Dissatisfaction begins Amazon’s largest UK warehouse began to flood on Wednesday as details of the hourly wage hike flashed across screens around the facility. Rumours at a distribution centre in Tilbury, south-east England, expected a £1 ($1.20) hourly pay rise, or 9% for many workers. Instead, the screen showed a gain of just 35p (or 43 cents), or about 3%.
“People were shocked,” said a Tilbury warehouse employee who was working with Nonprofit Foxglove Legal, to advocate for the rights of skilled workers. Amazon workers see the raise as an insult at a time when the cost of living is generally rising. “It makes absolutely no sense.”
Dissatisfaction with the pay raise prompted a group of employees to stop work and protest in the warehouse’s cafeteria around 4 p.m. Wednesday. GMB, a union representing some Amazon workers in the UK, estimated between 700 and 1,000 people attended, and said protests in Tilbury continued on Thursday, with workers at Coventry and Bristol warehouses also quitting.

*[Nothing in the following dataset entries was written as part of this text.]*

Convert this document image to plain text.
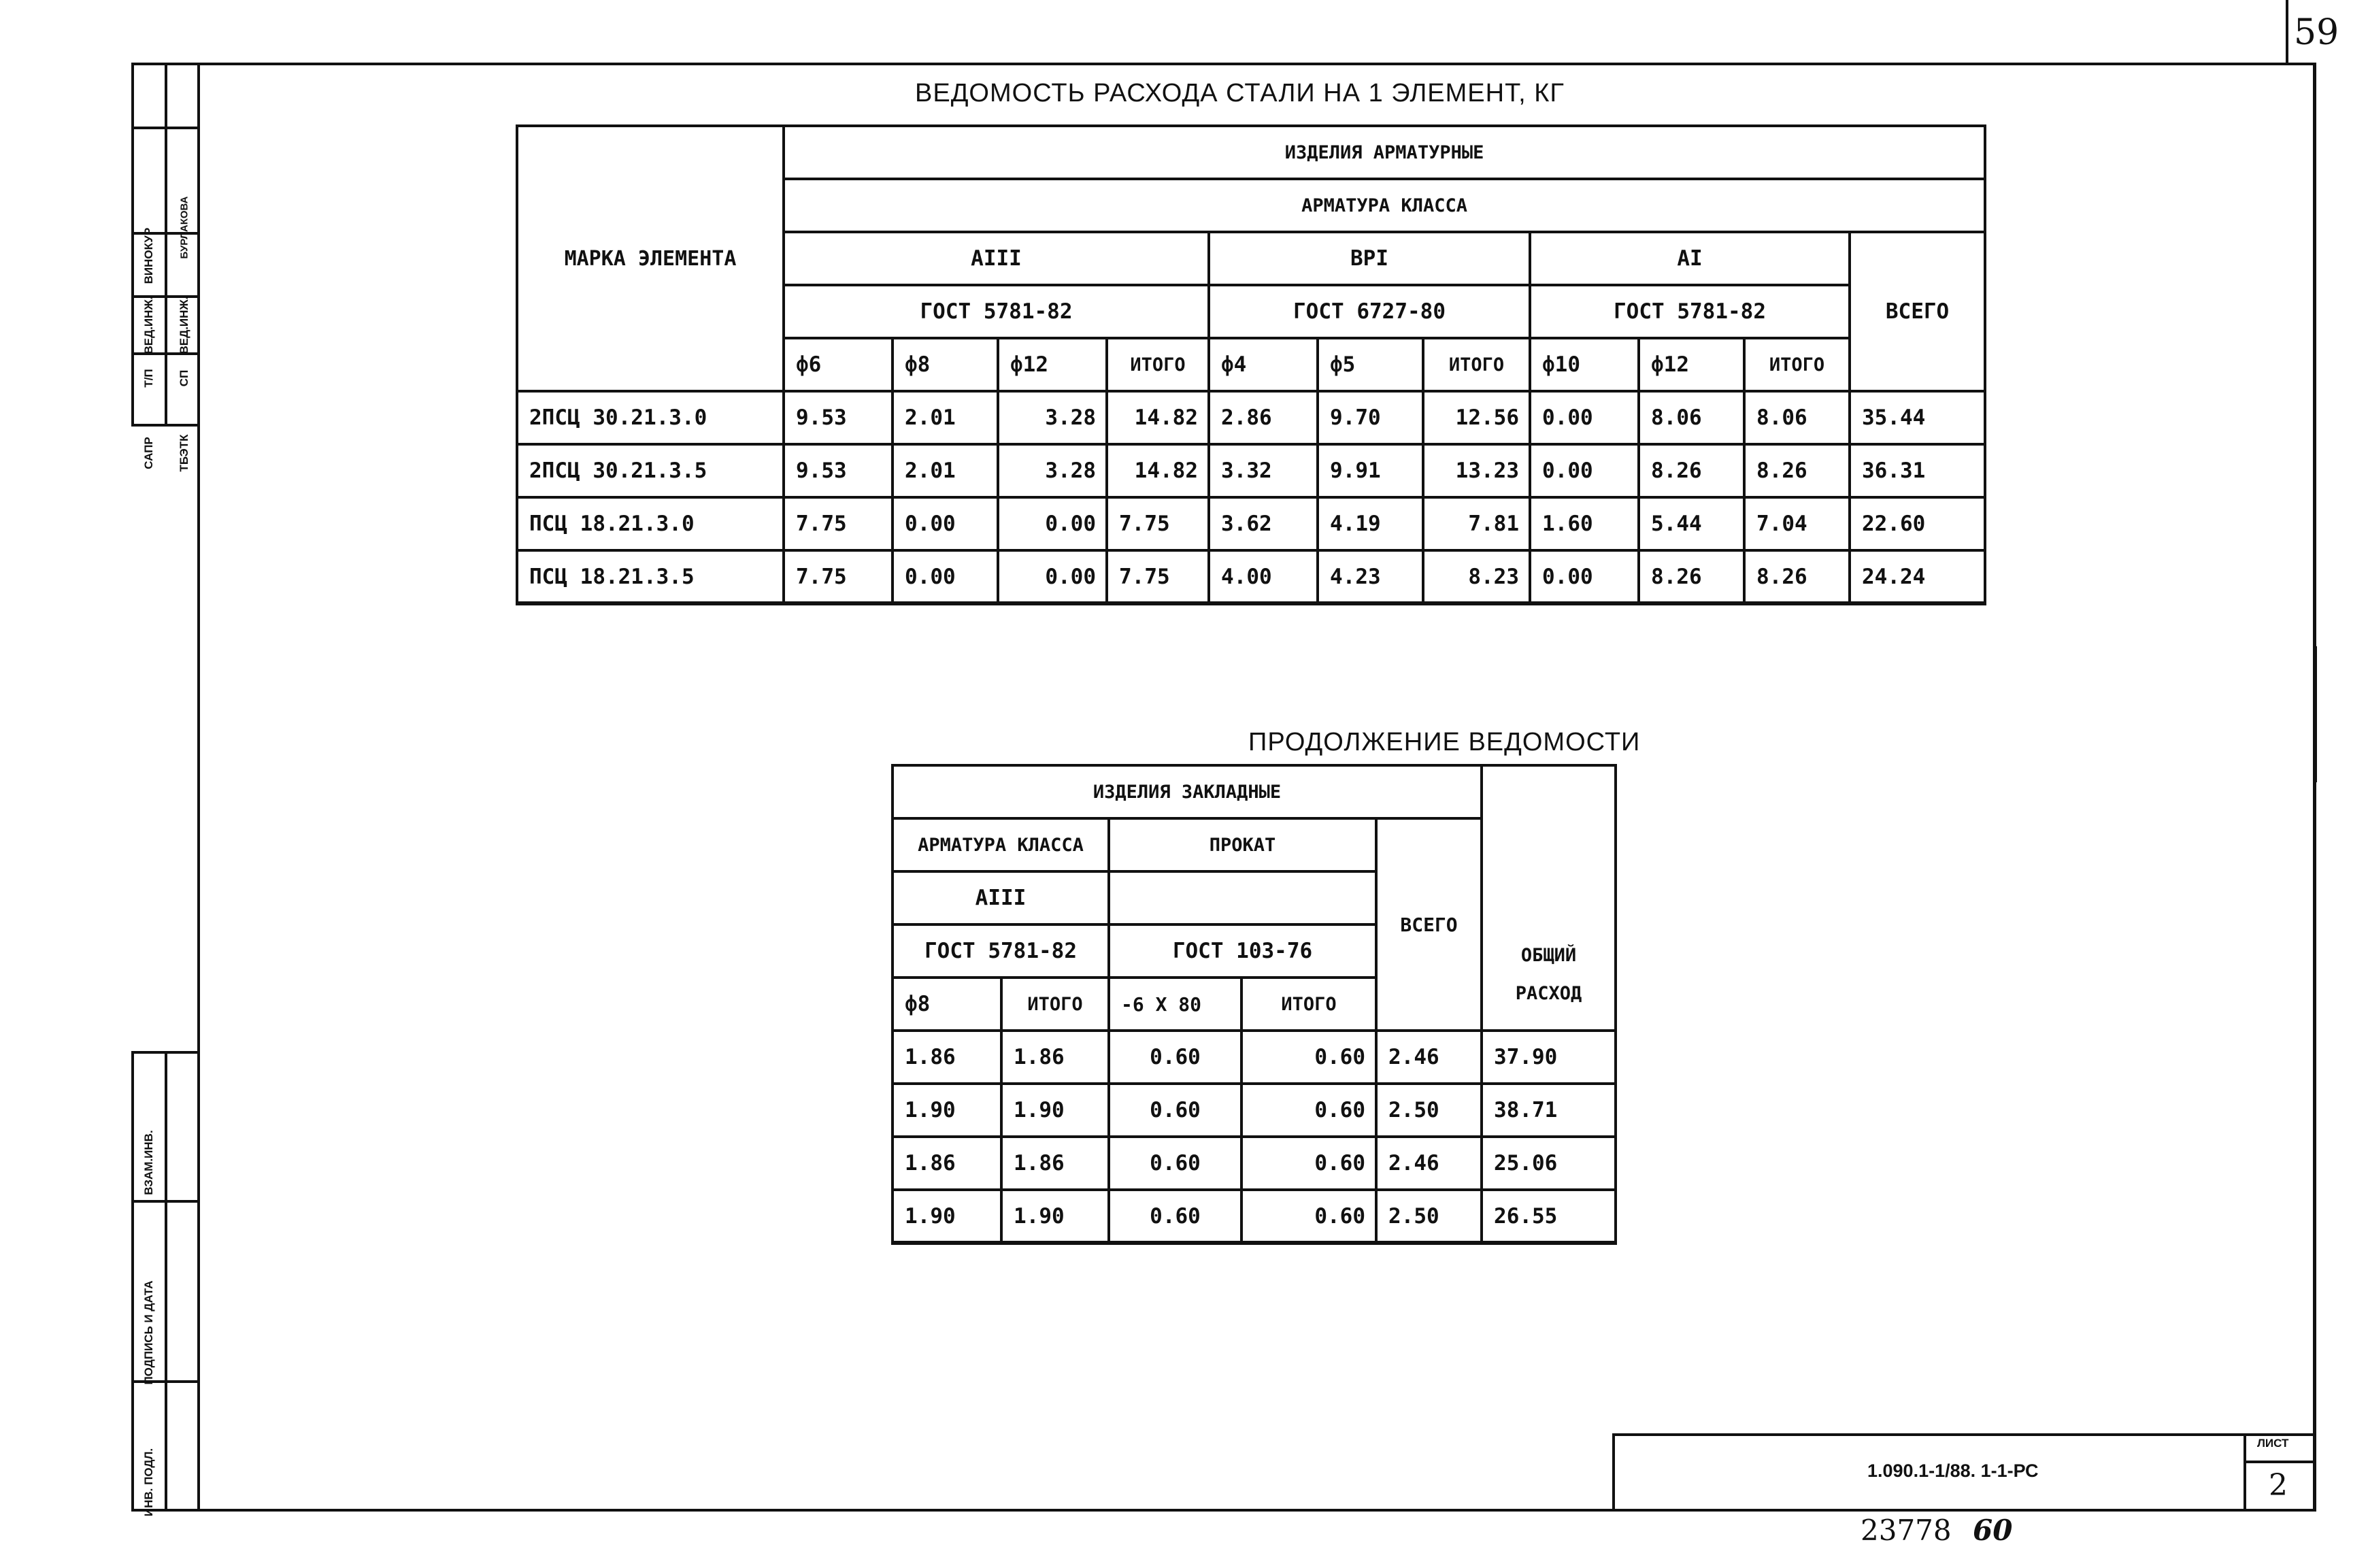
59
ВИНОКУР
ВЕД.ИНЖ.
Т/П
САПР
БУРЛАКОВА
ВЕД.ИНЖ.
СП
ТБЭТК
ВЗАМ.ИНВ.
ПОДПИСЬ И ДАТА
ИНВ. ПОДЛ.
ВЕДОМОСТЬ РАСХОДА СТАЛИ НА 1 ЭЛЕМЕНТ, КГ
МАРКА ЭЛЕМЕНТА	ИЗДЕЛИЯ АРМАТУРНЫЕ										
	АРМАТУРА КЛАССА										
	АIII				ВРI			АI			ВСЕГО
	ГОСТ 5781-82				ГОСТ 6727-80			ГОСТ 5781-82			
	ф6	ф8	ф12	ИТОГО	ф4	ф5	ИТОГО	ф10	ф12	ИТОГО	
2ПСЦ 30.21.3.0	9.53	2.01	3.28	14.82	2.86	9.70	12.56	0.00	8.06	8.06	35.44
2ПСЦ 30.21.3.5	9.53	2.01	3.28	14.82	3.32	9.91	13.23	0.00	8.26	8.26	36.31
ПСЦ 18.21.3.0	7.75	0.00	0.00	7.75	3.62	4.19	7.81	1.60	5.44	7.04	22.60
ПСЦ 18.21.3.5	7.75	0.00	0.00	7.75	4.00	4.23	8.23	0.00	8.26	8.26	24.24
ПРОДОЛЖЕНИЕ ВЕДОМОСТИ
ИЗДЕЛИЯ ЗАКЛАДНЫЕ					
АРМАТУРА КЛАССА		ПРОКАТ		ВСЕГО	
АIII					
ГОСТ 5781-82		ГОСТ 103-76			
ф8	ИТОГО	-6 Х 80	ИТОГО		ОБЩИЙ
РАСХОД

1.86	1.86	0.60	0.60	2.46	37.90
1.90	1.90	0.60	0.60	2.50	38.71
1.86	1.86	0.60	0.60	2.46	25.06
1.90	1.90	0.60	0.60	2.50	26.55
1.090.1-1/88. 1-1-РС
ЛИСТ
2
23778 60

Amazon workers aren’t the first in the UK tech industry to protest the pay rise, which they say is at odds with rising energy bills and inflation. Thousands of workers at telecoms company BT went on strike in late July after announcing a 3% to 8% pay rise. Postal and railroad workers across the country also voted for strike action over wages.
GMB’s regional organiser Steve Garrelick said there had been no previous strikes at multiple UK Amazon warehouses. “This is the first cohesive action by the workers,” he said. Garelik said the action reflects Amazon’s underreaction to workers’ concerns about rising costs of living due to inflation and rising Bank of England interest rates.
When asked about the strike, Amazon spokesman David Nyberg said the company offers competitive compensation and benefits. “Provides a comprehensive benefits package for employees, including private health insurance, life insurance, income protection, subsidized meals and employee discounts, which together are worth thousands of dollars a year, and a company pension plan,” GMB said. Discounts are capped at £100 per annum.
a video post On Twitter, the striking workers listened to Amazon representatives trying to convince them to go back to work or leave the factory, saying it was too hot. “It might not be safe to live in this cafeteria,” the manager said in the video, before their voices were drowned out by the crowd. “We’re used to it,” several voices called back.
Amazon has long tried to prevent its workers from unionizing, but more workers at its warehouses have joined since the pandemic hit. In April, Amazon employees in Staten Island, New York City, voted to form The company’s first union In the United States. In May, Amazon went on strike at seven fulfillment centers in Germany, Europe’s largest market.
“After Covid, after risking their lives in such uncertain times, it’s like spit in the face and getting 35p,” said another Amazon employee who took part in a strike at the Tilbury factory. “We can see the company making a profit.” Amazon posts quarterly profit of $14.3 billion February But it recorded losses in the last two quarters.
However, concerns about the cost of living have led other workers to conclude that they cannot afford to go on strike. “I need money,” said another worker at the Tilbury warehouse, who stayed at their station on Thursday instead of participating in the cafeteria protest and recently started working overtime to boost his income. “Inflation is very bad for us.”
Employees in Tilbury were told that to participate in the strike they had to “clock in” and would not be paid, the worker said, and managers kept records of who stayed at their workstations and who didn’t.